The market monetarists might retort that a sufficiently determined central bank, if given license to lend and purchase assets as it sees fit, can always meet a nominal spending target, and therefore can always set expectations of nominal demand. That may be true. But in the context of an economy structurally resistant to increasing expenditure, expectations of stable nominal income become equivalent to expectations of continual central bank expansion. NGDP expectations can be maintained, if and only if the central bank demonstrates its willingness to continually intervene.
If intervention will be frequent and chronic, precisely what instruments the central bank intends to use becomes a matter of great public concern, rather than a technocratic detail best left to professionals. Central banks may significantly shape patterns of consumption and investment by choosing to whom they are willing to lend and on what terms. They may pick winners and losers, not for a brief Paul Volcker Chuck Norris moment but for the indefinite future.
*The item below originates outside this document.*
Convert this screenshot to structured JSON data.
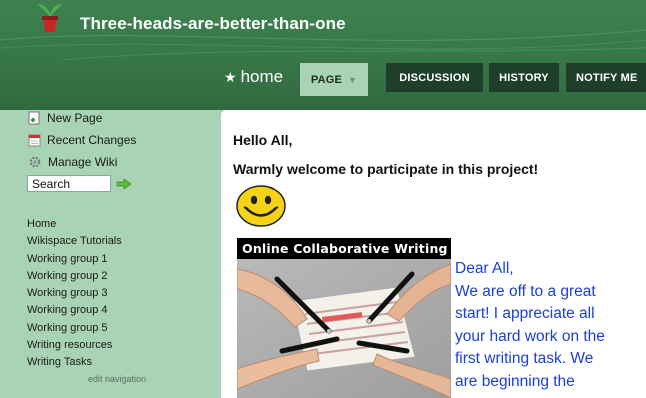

So, I am all for targeting an NGDP path. I think it’s a great idea, and have more nice things to say about it. I hope the market monetarists are right, that merely by announcing an NGDP target and showing resolve in a one-time wrestling match with skeptics, central banks can restore a high-demand equilibrium. But if we adopt an NGDP target and are serious about it, there is significant risk that we will be committing to chronic intervention. The market monetarists owe us a more serious conversation than they’ve offered so far about how monetary policy would be conducted if resetting expectations turns out not to be enough. Would the interventions they propose be fair, if pursued cumulatively over many years? Would they be wise? Would they help resolve the structural problems that have rendered it so difficult to sustain demand, or would they exacerbate those problems?
[1] Yes, the US Federal Reserve has its murky triple mandate. But in practice tracking a tacit inflation target seems to dominate. Other central banks are at least explicit in their poor choice of a target.
Update History:
- 29-Oct-2011, 7:10 p.m. EDT: Changed “a more durable peace” to “a durable peace”. “there is a significant risk” to “there is significant risk”.